Kamu İhale Kanunu kapsamında alım yapan Kamu İdarelerine; yüklenicilerin mevzuata uygun hareket etmelerini sağlamak amacıyla; teminatların gelir kaydedilmesi ve ihalelerden yasaklama gibi yaptırım yetkileri verilmiştir!
4734 sayılı Kamu İhale Kanunu kapsamında yapılan ihalelerde kesin teminat tutarı; ihale üzerinde kalan isteklinin teklif bedelinin %6‘sından az olmayan parasal değer üzerinden ve sözleşmenin yapılmasından önce hesaplanmaktadır.
Teminat olarak kabul edilecek değerler, yine aynı Kanunda belirtilmiş olup, ihaleye üzerinde kalan kişilerin Kesin Teminatlarını, sözleşmeye davet edildiğinde idareye sunması gerekmektedir.
Kesin teminatın şekli, içeriği ve geçerlik süresi ise İdareler tarafından, ihale dokümanlarında belirlenmek zorundadır.

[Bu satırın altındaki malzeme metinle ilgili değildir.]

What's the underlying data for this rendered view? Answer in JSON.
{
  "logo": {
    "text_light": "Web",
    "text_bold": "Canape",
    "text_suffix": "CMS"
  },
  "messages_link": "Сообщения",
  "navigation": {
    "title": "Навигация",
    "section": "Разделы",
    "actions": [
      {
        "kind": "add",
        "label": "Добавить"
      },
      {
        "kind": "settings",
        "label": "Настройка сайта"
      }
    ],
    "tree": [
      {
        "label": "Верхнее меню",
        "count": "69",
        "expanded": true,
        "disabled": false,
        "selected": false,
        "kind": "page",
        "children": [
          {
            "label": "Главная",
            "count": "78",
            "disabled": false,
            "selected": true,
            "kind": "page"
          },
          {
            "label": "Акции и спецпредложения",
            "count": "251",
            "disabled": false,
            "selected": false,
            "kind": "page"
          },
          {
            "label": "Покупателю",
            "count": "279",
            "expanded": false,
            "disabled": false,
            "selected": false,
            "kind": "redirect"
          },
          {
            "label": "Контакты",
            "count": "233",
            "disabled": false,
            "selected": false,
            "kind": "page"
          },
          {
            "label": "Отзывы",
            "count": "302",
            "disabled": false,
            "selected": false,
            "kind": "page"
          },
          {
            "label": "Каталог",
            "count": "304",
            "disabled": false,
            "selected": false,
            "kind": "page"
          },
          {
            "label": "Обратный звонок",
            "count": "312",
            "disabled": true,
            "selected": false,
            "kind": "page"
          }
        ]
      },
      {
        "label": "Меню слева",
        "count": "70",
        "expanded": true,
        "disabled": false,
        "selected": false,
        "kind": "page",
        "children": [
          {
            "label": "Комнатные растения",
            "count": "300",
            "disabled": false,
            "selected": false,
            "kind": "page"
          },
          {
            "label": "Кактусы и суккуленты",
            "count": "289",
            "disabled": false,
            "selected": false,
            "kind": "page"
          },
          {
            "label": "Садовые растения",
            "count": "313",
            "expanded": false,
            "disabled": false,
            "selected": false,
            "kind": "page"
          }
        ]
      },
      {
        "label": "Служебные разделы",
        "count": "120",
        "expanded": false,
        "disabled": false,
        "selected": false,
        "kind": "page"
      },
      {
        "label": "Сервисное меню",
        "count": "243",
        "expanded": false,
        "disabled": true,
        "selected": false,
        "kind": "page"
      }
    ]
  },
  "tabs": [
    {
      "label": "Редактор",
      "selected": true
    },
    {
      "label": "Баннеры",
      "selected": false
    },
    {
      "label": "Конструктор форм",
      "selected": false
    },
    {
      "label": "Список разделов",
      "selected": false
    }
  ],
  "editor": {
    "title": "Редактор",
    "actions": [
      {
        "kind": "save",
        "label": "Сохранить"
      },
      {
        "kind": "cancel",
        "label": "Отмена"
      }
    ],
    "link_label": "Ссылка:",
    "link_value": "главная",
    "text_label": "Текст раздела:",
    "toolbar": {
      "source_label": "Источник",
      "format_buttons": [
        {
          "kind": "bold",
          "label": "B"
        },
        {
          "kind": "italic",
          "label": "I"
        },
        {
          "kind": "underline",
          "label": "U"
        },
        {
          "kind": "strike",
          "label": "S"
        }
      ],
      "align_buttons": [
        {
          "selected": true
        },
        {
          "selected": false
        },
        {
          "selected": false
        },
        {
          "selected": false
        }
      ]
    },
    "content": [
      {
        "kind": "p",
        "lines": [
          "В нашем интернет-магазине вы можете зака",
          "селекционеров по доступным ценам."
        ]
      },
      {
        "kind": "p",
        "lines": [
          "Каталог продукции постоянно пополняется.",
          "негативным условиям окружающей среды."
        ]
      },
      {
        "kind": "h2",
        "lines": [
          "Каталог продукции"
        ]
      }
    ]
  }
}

Ek Kesin Teminat ise; Sözleşme bedelinde artış meydana gelmesi halinde, bu artış tutarının %6'sı oranında hesaplanan teminattır.
Kesin ve ek kesin teminatlar, yüklenicinin taahhüdünü; ihale dokümanına uygun şekilde yerine getirildiği anlaşıldıktan ve Sosyal Güvenlik Kurumundan, ilişiksizlik belgesi getirildikten sonra, Yükleniciye iade edilmektedir.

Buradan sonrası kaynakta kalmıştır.